Why write about 9/12? Because, while Americans have tended to remember 9/11 in terms of American victimization and American loss, a lot of the rest of the world remembers 9/11 for what came later.
Yes, we lost 3,000 people in an unspeakable act of violence. But, in our grief, we allowed our military to be used to attack and occupy a country that had nothing to do with the attacks. Estimates at Iraqi casualties stemming from our invasion range between the low hundreds of thousands to over one million.
Americans remembered 9/11 at football games and elsewhere this weekend, but how selective was this memory?

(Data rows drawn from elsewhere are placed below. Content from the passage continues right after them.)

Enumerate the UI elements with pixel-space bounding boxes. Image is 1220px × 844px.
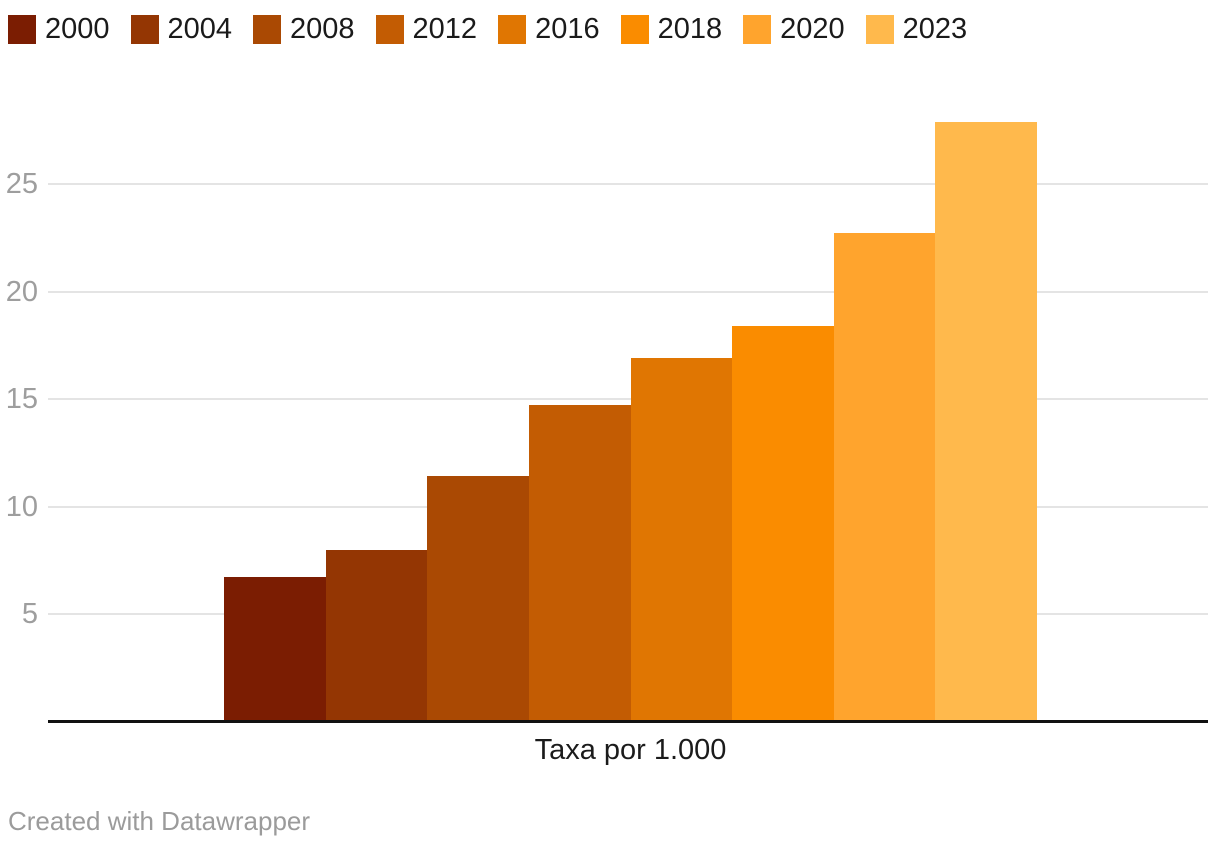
- bar-2000: [224, 577, 327, 722]
- legend-swatch-icon: [865, 14, 894, 44]
- gridline: [48, 398, 1208, 400]
- bar-2018: [732, 325, 835, 722]
- legend-label: 2000: [45, 13, 110, 45]
- legend-label: 2023: [902, 13, 968, 45]
- y-tick-label: 5: [21, 598, 38, 630]
- y-tick-label: 15: [5, 383, 38, 415]
- legend-item: 2004: [130, 11, 233, 47]
- legend-swatch-icon: [130, 14, 159, 44]
- legend-swatch-icon: [253, 14, 282, 44]
- legend-item: 2008: [253, 11, 355, 47]
- legend-label: 2018: [657, 13, 723, 45]
- legend-label: 2012: [412, 13, 478, 45]
- legend-label: 2004: [167, 13, 233, 45]
- footer-credit: Created with Datawrapper: [8, 806, 311, 836]
- x-axis-label: Taxa por 1.000: [534, 734, 727, 766]
- gridline: [48, 290, 1208, 293]
- legend-swatch-icon: [375, 14, 404, 44]
- legend: 2000 2004 2008 2012 2016 2018 2020 2023: [8, 11, 967, 47]
- legend-swatch-icon: [743, 14, 772, 44]
- bar-2020: [833, 233, 936, 722]
- legend-label: 2008: [290, 13, 355, 45]
- legend-item: 2016: [498, 11, 600, 47]
- legend-item: 2020: [743, 11, 845, 47]
- y-tick-label: 25: [5, 168, 38, 200]
- bar-2008: [427, 476, 530, 722]
- legend-swatch-icon: [8, 14, 36, 44]
- legend-item: 2000: [8, 11, 110, 47]
- gridline: [48, 183, 1208, 185]
- bar-2016: [630, 358, 733, 722]
- x-axis-line: [48, 720, 1208, 723]
- legend-label: 2016: [535, 13, 600, 45]
- legend-item: 2023: [865, 11, 968, 47]
- bar-2012: [528, 405, 632, 722]
- bar-2004: [325, 549, 428, 722]
- legend-item: 2012: [375, 11, 478, 47]
- legend-swatch-icon: [620, 14, 649, 44]
- y-tick-label: 20: [5, 275, 38, 308]
- legend-label: 2020: [780, 13, 845, 45]
- y-tick-label: 10: [5, 490, 38, 523]
- legend-swatch-icon: [498, 14, 527, 44]
- bar-2023: [935, 121, 1037, 722]
- legend-item: 2018: [620, 11, 723, 47]
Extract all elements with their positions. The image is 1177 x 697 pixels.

The editorials and features which ran over this past weekend often focused upon the heroism and bravery that were exhibited in the immediate aftermath of the attacks. And this heroism and bravery should be talked about. But these tributes ignore the fact that our national response was, in other ways, considerably less stellar.
After 9/11 Americans were afraid, and did what frightened populations often do: make bad decisions. Stung by the humiliation of having our towers knocked down, we attacked a smaller and weaker country for no good reason. The prospect of terrorizing other people's lives seemed insignificant next to the concerns, supported by flimsy evidence and half-baked logic, that Iraq posed a threat to the United States. The post-9/11 "unity" that is now nostalgically remembered in tributes also contributed to a suspension of our critical faculties regarding information, now known to be false, that our government was telling us about Iraq.
And then, in 2004, we apparently cared so little about these consequences that we re-elected the people who did this.
The tragedy of 9/11 is not a uniquely American one. This is the case not only with regard to the people who died on 9/11, but also--and especially--those who have died since then. The decisions that were made in the wake of 9/11 were deadly ones, and should not be forgotten any more than the attacks themselves.
I therefore think that one of the best ways we can remember the people who died in the attacks is to also remember the many more people people who died as a result of our government's response to the attacks. 9/11 should not only be commemorated in terms of American victimization, but also as the starting point of a cycle of violence from which we have still not managed to extricate ourselves.
If there ever is another 9/11, let's hope that for the next 9/12 we'll be a lot smarter than we were for the last one.